Late Summer Catalog Observations 2015- Part 1

by Bill LaPierre on August 23, 2015

The fall catalogs are starting to pour in, so it is time for some commentary and observations on what catalogers are doing.


Here is something you can do at home: go to the Brookstone website and try to request a catalog. Because I worked at Brookstone for nearly ten years, I still love to look at their catalog. But I don’t get it anymore, even though I have made recent purchases from their website.

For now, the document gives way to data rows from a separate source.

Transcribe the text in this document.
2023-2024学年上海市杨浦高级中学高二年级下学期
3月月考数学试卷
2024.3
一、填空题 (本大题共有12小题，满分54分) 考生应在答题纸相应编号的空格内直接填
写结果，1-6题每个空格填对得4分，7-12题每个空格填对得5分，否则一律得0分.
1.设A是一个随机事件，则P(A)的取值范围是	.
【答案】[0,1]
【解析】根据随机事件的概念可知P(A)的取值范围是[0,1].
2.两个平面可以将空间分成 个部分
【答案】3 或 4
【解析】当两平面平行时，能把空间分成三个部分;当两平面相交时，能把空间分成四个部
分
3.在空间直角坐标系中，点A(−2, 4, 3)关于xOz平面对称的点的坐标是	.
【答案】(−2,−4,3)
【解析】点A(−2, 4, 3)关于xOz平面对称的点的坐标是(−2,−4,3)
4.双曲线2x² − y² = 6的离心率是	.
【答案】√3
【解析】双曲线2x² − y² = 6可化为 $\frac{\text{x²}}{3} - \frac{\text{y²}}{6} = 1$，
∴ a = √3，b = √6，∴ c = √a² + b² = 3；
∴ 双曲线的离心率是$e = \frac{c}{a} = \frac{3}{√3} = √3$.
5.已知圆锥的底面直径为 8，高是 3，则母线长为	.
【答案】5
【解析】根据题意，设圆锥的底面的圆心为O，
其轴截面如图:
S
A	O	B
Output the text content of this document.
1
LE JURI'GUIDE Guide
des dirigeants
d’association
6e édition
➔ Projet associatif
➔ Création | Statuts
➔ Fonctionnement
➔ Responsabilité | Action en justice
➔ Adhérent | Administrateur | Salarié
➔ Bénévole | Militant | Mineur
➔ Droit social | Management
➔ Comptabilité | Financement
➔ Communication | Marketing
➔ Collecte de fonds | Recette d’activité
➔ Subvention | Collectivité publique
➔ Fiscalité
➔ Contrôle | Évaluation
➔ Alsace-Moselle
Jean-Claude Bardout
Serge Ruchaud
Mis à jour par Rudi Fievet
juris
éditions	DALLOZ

So, I went to their website to request one, and could find nothing that said “Request a Catalog”. I went through every link in the “About Us” and Company Information tabs at the bottom of the home page.

However, I did find this comment in their Corporate Overview “Originally a catalog company, Brookstone today operates a multifaceted Direct-Marketing business that includes catalogs, e-mail and affiliate marketing, and an online site offering hundreds more products than are available in our retail and airport stores.” Ok, so they still think of themselves as having a catalog – but how does one get it?

I finally found a link buried in their FAQs for a place to request a catalog.

The catalog purist in me wants to ask when did we decide to make it nearly impossible to request a catalog? But in reality, this makes perfect sense, especially for a catalog like Brookstone. Most of you have been losing money on catalog requests for years. You did it because you thought it was important to maintain this vital customer service. But if you are a high-end gadget oriented company like Brookstone, do you really want to encourage someone to request your paper catalog, especially if you know it will most likely be unprofitable? Of course not. (Just because you can do something, doesn’t always mean you should.) You want them to sign up for emails and your mobile app.

Take a hard look at the profitability of your own catalog requests, and determine if this is an area which because you have ignored it, is a place that is robbing you of profits.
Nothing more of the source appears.